Se informa que el presidente Donald Trump tiene planes de emitir una orden ejecutiva tan pronto como esta semana que señale la disposición de la administración para explorar los beneficios terapéuticos y la seguridad de la sustancia psicodélica ibogaína.
CBS News informó el jueves que, si bien la administración no tiene previsto volver a clasificar la ibogaína fuera de la Schedule I de la Ley de Sustancias Controladas (CSA) en este momento, la medida “está destinada a abrir la puerta al financiamiento federal para investigar más a fondo su efectividad en el tratamiento del trastorno de estrés postraumático (TEPT) y de las lesiones cerebrales traumáticas, especialmente entre los veteranos.”
El medio señaló que, si bien las autoridades aún están en proceso de redactar las disposiciones de la orden ejecutiva, el objetivo es ayudar a determinar si la ibogaína es lo que una fuente describió como “aceite de serpiente” o, en cambio, un tratamiento legítimo.
Citando a dos fuentes, CBS afirmó que la medida del presidente podría ejecutarse en cuestión de días.
Investigaciones tempranas y experiencias indican que la ibogaína puede ayudar a personas que sufren de trastorno de estrés postraumático, lesiones cerebrales traumáticas y adicción a drogas.
Los legisladores en varios estados han aprobado legislación para apoyar ensayos clínicos con el objetivo de convertir la ibogaína en un medicamento legal con la aprobación de la Administración de Alimentos y Medicamentos (FDA).
Funcionarios de Texas, por ejemplo, anunciaron recientemente que el estado seguirá adelante con el lanzamiento de su propio programa de investigación sobre la sustancia psicodélica después de que no pudieron encontrar una empresa dispuesta a liderar un consorcio sobre el tema bajo una ley promulgada el año pasado.
La supuesta medida federal planificada sobre la ibogaína llega casi cuatro meses después de que Trump emitiera una orden ejecutiva que instruía al Departamento de Justicia a completar el proceso de trasladar la marihuana de la Schedule I de la CSA a la Schedule III “de la manera más expedita posible”—aunque eso todavía no ha ocurrido.
Mientras tanto, el Secretario de Salud y Servicios Humanos (HHS), Robert F. Kennedy, Jr., declaró recientemente que la administración Trump está “muy ansiosa” por crear una vía de acceso a la terapia con psicodélicos y que altos responsables de diversas agencias federales desean “difundirla al público lo más rápido posible.”
En una entrevista en Joe Rogan Experience en febrero, Kennedy dijo estar confiado en “que vamos a lograrlo”, con planes para desarrollar y finalizar normas que permitirían a pacientes con condiciones como el trastorno de estrés postraumático (TEPT) y depresión acceder a sustancias psicodélicas como la psilocibina y la MDMA en un “entorno muy controlado.”
“Todo el personal de mi agencia… está muy ansioso por publicar una norma que permita este tipo de estudios y que permita el acceso en entornos terapéuticos, particularmente para los soldados que han sufrido estas lesiones para acceder a estos productos”, señaló el secretario de HHS. “Estamos trabajando en ese proceso ahora. Todos estamos trabajando en ello y tratando de hacerlo realidad.”
“Creo que lo vamos a lograr”, añadió.
El pasado junio, Kennedy afirmó que su agencia está “absolutamente comprometida” a ampliar la investigación sobre los beneficios de la terapia psicodélica y, junto con el titular de la FDA, apunta a facilitar el acceso legal a estas sustancias para veteranos “dentro de 12 meses.”

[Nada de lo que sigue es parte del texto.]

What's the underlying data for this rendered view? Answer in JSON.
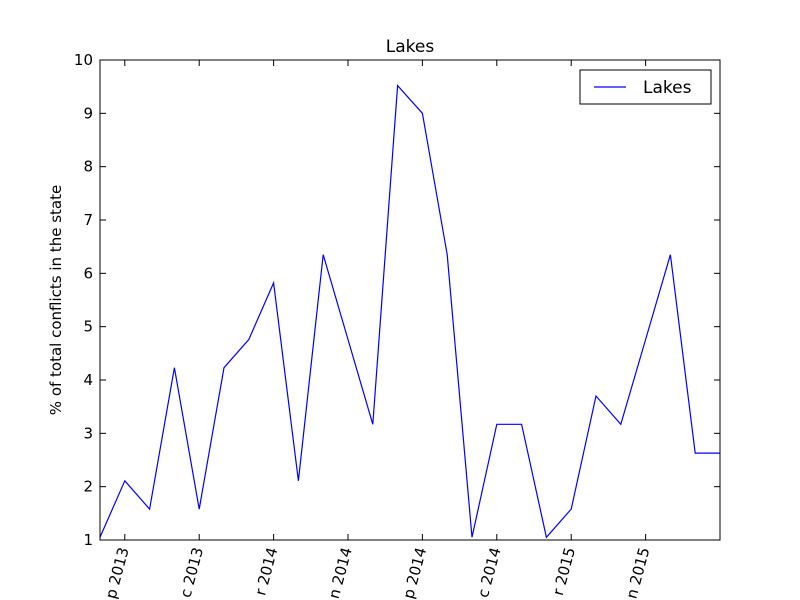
{
  "chart_data": {
    "type": "line",
    "title": "Lakes",
    "xlabel": "",
    "ylabel": "% of total conflicts in the state",
    "ylim": [
      1,
      10
    ],
    "yticks": [
      1,
      2,
      3,
      4,
      5,
      6,
      7,
      8,
      9,
      10
    ],
    "x_tick_labels": [
      "p 2013",
      "c 2013",
      "r 2014",
      "n 2014",
      "p 2014",
      "c 2014",
      "r 2015",
      "n 2015"
    ],
    "legend": {
      "position": "upper right",
      "entries": [
        "Lakes"
      ]
    },
    "grid": false,
    "series": [
      {
        "name": "Lakes",
        "color": "#0000ff",
        "values": [
          1.05,
          2.11,
          1.58,
          4.23,
          1.58,
          4.23,
          4.76,
          5.82,
          2.11,
          6.35,
          4.76,
          3.17,
          9.52,
          9.0,
          6.35,
          1.05,
          3.17,
          3.17,
          1.05,
          1.58,
          3.7,
          3.17,
          4.76,
          6.35,
          2.63,
          2.63
        ]
      }
    ]
  }
}
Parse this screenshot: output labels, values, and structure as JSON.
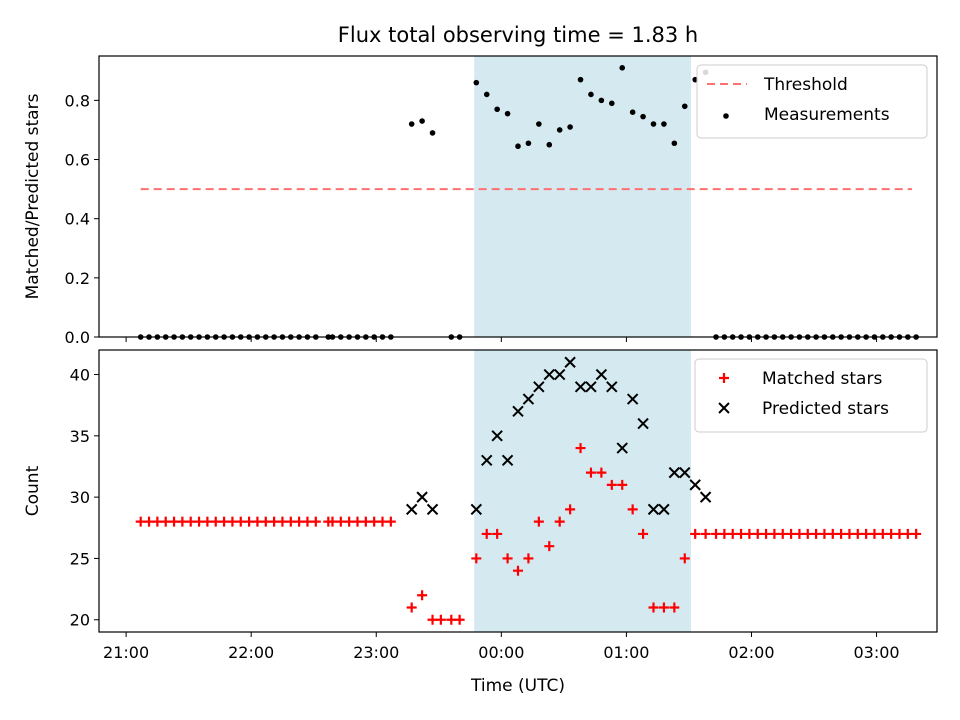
{
  "chart_data": {
    "title": "Flux total observing time = 1.83 h",
    "xlabel": "Time (UTC)",
    "x_ticks": [
      "21:00",
      "22:00",
      "23:00",
      "00:00",
      "01:00",
      "02:00",
      "03:00"
    ],
    "x_range": [
      "20:47",
      "03:29"
    ],
    "shaded_interval": {
      "start": "23:47",
      "end": "01:31",
      "color": "#d4eaf0"
    },
    "panels": [
      {
        "type": "scatter",
        "ylabel": "Matched/Predicted stars",
        "ylim": [
          0,
          0.95
        ],
        "y_ticks": [
          "0.0",
          "0.2",
          "0.4",
          "0.6",
          "0.8"
        ],
        "grid": false,
        "legend": "top-right",
        "threshold": {
          "name": "Threshold",
          "value": 0.5,
          "x_start": "21:07",
          "x_end": "03:17",
          "color": "#ff7070",
          "style": "dashed"
        },
        "series": [
          {
            "name": "Measurements",
            "color": "#000000",
            "marker": "dot",
            "points": [
              [
                "21:07",
                0
              ],
              [
                "21:11",
                0
              ],
              [
                "21:15",
                0
              ],
              [
                "21:19",
                0
              ],
              [
                "21:23",
                0
              ],
              [
                "21:27",
                0
              ],
              [
                "21:31",
                0
              ],
              [
                "21:35",
                0
              ],
              [
                "21:39",
                0
              ],
              [
                "21:43",
                0
              ],
              [
                "21:47",
                0
              ],
              [
                "21:51",
                0
              ],
              [
                "21:55",
                0
              ],
              [
                "21:59",
                0
              ],
              [
                "22:03",
                0
              ],
              [
                "22:07",
                0
              ],
              [
                "22:11",
                0
              ],
              [
                "22:15",
                0
              ],
              [
                "22:19",
                0
              ],
              [
                "22:23",
                0
              ],
              [
                "22:27",
                0
              ],
              [
                "22:31",
                0
              ],
              [
                "22:37",
                0
              ],
              [
                "22:39",
                0
              ],
              [
                "22:43",
                0
              ],
              [
                "22:47",
                0
              ],
              [
                "22:51",
                0
              ],
              [
                "22:55",
                0
              ],
              [
                "22:59",
                0
              ],
              [
                "23:03",
                0
              ],
              [
                "23:07",
                0
              ],
              [
                "23:17",
                0.72
              ],
              [
                "23:22",
                0.73
              ],
              [
                "23:27",
                0.69
              ],
              [
                "23:36",
                0
              ],
              [
                "23:40",
                0
              ],
              [
                "23:48",
                0.86
              ],
              [
                "23:53",
                0.82
              ],
              [
                "23:58",
                0.77
              ],
              [
                "00:03",
                0.755
              ],
              [
                "00:08",
                0.645
              ],
              [
                "00:13",
                0.655
              ],
              [
                "00:18",
                0.72
              ],
              [
                "00:23",
                0.65
              ],
              [
                "00:28",
                0.7
              ],
              [
                "00:33",
                0.71
              ],
              [
                "00:38",
                0.87
              ],
              [
                "00:43",
                0.82
              ],
              [
                "00:48",
                0.8
              ],
              [
                "00:53",
                0.79
              ],
              [
                "00:58",
                0.91
              ],
              [
                "01:03",
                0.76
              ],
              [
                "01:08",
                0.745
              ],
              [
                "01:13",
                0.72
              ],
              [
                "01:18",
                0.72
              ],
              [
                "01:23",
                0.655
              ],
              [
                "01:28",
                0.78
              ],
              [
                "01:33",
                0.87
              ],
              [
                "01:38",
                0.895
              ],
              [
                "01:43",
                0
              ],
              [
                "01:47",
                0
              ],
              [
                "01:51",
                0
              ],
              [
                "01:55",
                0
              ],
              [
                "01:59",
                0
              ],
              [
                "02:03",
                0
              ],
              [
                "02:07",
                0
              ],
              [
                "02:11",
                0
              ],
              [
                "02:15",
                0
              ],
              [
                "02:19",
                0
              ],
              [
                "02:23",
                0
              ],
              [
                "02:27",
                0
              ],
              [
                "02:31",
                0
              ],
              [
                "02:35",
                0
              ],
              [
                "02:39",
                0
              ],
              [
                "02:43",
                0
              ],
              [
                "02:47",
                0
              ],
              [
                "02:51",
                0
              ],
              [
                "02:55",
                0
              ],
              [
                "02:59",
                0
              ],
              [
                "03:03",
                0
              ],
              [
                "03:07",
                0
              ],
              [
                "03:11",
                0
              ],
              [
                "03:15",
                0
              ],
              [
                "03:19",
                0
              ]
            ]
          }
        ]
      },
      {
        "type": "scatter",
        "ylabel": "Count",
        "ylim": [
          19,
          42
        ],
        "y_ticks": [
          "20",
          "25",
          "30",
          "35",
          "40"
        ],
        "grid": false,
        "legend": "top-right",
        "series": [
          {
            "name": "Matched stars",
            "color": "#ff0000",
            "marker": "plus",
            "points": [
              [
                "21:07",
                28
              ],
              [
                "21:11",
                28
              ],
              [
                "21:15",
                28
              ],
              [
                "21:19",
                28
              ],
              [
                "21:23",
                28
              ],
              [
                "21:27",
                28
              ],
              [
                "21:31",
                28
              ],
              [
                "21:35",
                28
              ],
              [
                "21:39",
                28
              ],
              [
                "21:43",
                28
              ],
              [
                "21:47",
                28
              ],
              [
                "21:51",
                28
              ],
              [
                "21:55",
                28
              ],
              [
                "21:59",
                28
              ],
              [
                "22:03",
                28
              ],
              [
                "22:07",
                28
              ],
              [
                "22:11",
                28
              ],
              [
                "22:15",
                28
              ],
              [
                "22:19",
                28
              ],
              [
                "22:23",
                28
              ],
              [
                "22:27",
                28
              ],
              [
                "22:31",
                28
              ],
              [
                "22:37",
                28
              ],
              [
                "22:39",
                28
              ],
              [
                "22:43",
                28
              ],
              [
                "22:47",
                28
              ],
              [
                "22:51",
                28
              ],
              [
                "22:55",
                28
              ],
              [
                "22:59",
                28
              ],
              [
                "23:03",
                28
              ],
              [
                "23:07",
                28
              ],
              [
                "23:17",
                21
              ],
              [
                "23:22",
                22
              ],
              [
                "23:27",
                20
              ],
              [
                "23:31",
                20
              ],
              [
                "23:36",
                20
              ],
              [
                "23:40",
                20
              ],
              [
                "23:48",
                25
              ],
              [
                "23:53",
                27
              ],
              [
                "23:58",
                27
              ],
              [
                "00:03",
                25
              ],
              [
                "00:08",
                24
              ],
              [
                "00:13",
                25
              ],
              [
                "00:18",
                28
              ],
              [
                "00:23",
                26
              ],
              [
                "00:28",
                28
              ],
              [
                "00:33",
                29
              ],
              [
                "00:38",
                34
              ],
              [
                "00:43",
                32
              ],
              [
                "00:48",
                32
              ],
              [
                "00:53",
                31
              ],
              [
                "00:58",
                31
              ],
              [
                "01:03",
                29
              ],
              [
                "01:08",
                27
              ],
              [
                "01:13",
                21
              ],
              [
                "01:18",
                21
              ],
              [
                "01:23",
                21
              ],
              [
                "01:28",
                25
              ],
              [
                "01:33",
                27
              ],
              [
                "01:38",
                27
              ],
              [
                "01:43",
                27
              ],
              [
                "01:47",
                27
              ],
              [
                "01:51",
                27
              ],
              [
                "01:55",
                27
              ],
              [
                "01:59",
                27
              ],
              [
                "02:03",
                27
              ],
              [
                "02:07",
                27
              ],
              [
                "02:11",
                27
              ],
              [
                "02:15",
                27
              ],
              [
                "02:19",
                27
              ],
              [
                "02:23",
                27
              ],
              [
                "02:27",
                27
              ],
              [
                "02:31",
                27
              ],
              [
                "02:35",
                27
              ],
              [
                "02:39",
                27
              ],
              [
                "02:43",
                27
              ],
              [
                "02:47",
                27
              ],
              [
                "02:51",
                27
              ],
              [
                "02:55",
                27
              ],
              [
                "02:59",
                27
              ],
              [
                "03:03",
                27
              ],
              [
                "03:07",
                27
              ],
              [
                "03:11",
                27
              ],
              [
                "03:15",
                27
              ],
              [
                "03:19",
                27
              ]
            ]
          },
          {
            "name": "Predicted stars",
            "color": "#000000",
            "marker": "x",
            "points": [
              [
                "23:17",
                29
              ],
              [
                "23:22",
                30
              ],
              [
                "23:27",
                29
              ],
              [
                "23:48",
                29
              ],
              [
                "23:53",
                33
              ],
              [
                "23:58",
                35
              ],
              [
                "00:03",
                33
              ],
              [
                "00:08",
                37
              ],
              [
                "00:13",
                38
              ],
              [
                "00:18",
                39
              ],
              [
                "00:23",
                40
              ],
              [
                "00:28",
                40
              ],
              [
                "00:33",
                41
              ],
              [
                "00:38",
                39
              ],
              [
                "00:43",
                39
              ],
              [
                "00:48",
                40
              ],
              [
                "00:53",
                39
              ],
              [
                "00:58",
                34
              ],
              [
                "01:03",
                38
              ],
              [
                "01:08",
                36
              ],
              [
                "01:13",
                29
              ],
              [
                "01:18",
                29
              ],
              [
                "01:23",
                32
              ],
              [
                "01:28",
                32
              ],
              [
                "01:33",
                31
              ],
              [
                "01:38",
                30
              ]
            ]
          }
        ]
      }
    ]
  }
}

El Secretario de Asuntos de Veteranos (VA), Doug Collins, también reveló en abril que tuvo una conversación “impactante” con Kennedy sobre el potencial terapéutico de la medicina psicodélica. Y afirmó que está abierto a la idea de que el gobierno proporcione vales para cubrir los costos de la terapia psicodélica para veteranos que reciban servicios fuera del VA mientras el Congreso considera vías de acceso.
Legisladores bipartidistas en el Congreso presentaron esta sesión un proyecto de ley para otorgar 30 millones de dólares en financiamiento anual para establecer “centros de excelencia” centrados en psicodélicos en instalaciones del Departamento de Asuntos de Veteranos (VA) de Estados Unidos, donde los veteranos podrían recibir tratamientos novedosos que involucren sustancias como psilocibina, MDMA e ibogaína.
El ex presidente de la Cámara de Representantes de EE. UU., Newt Gingrich (R-GA), ha dicho que la ibogaína representa un “avance asombroso” en el actual “sistema de atención médica” del país que ha dejado a las personas con condiciones mentales graves sin acceso a opciones de tratamiento prometedoras.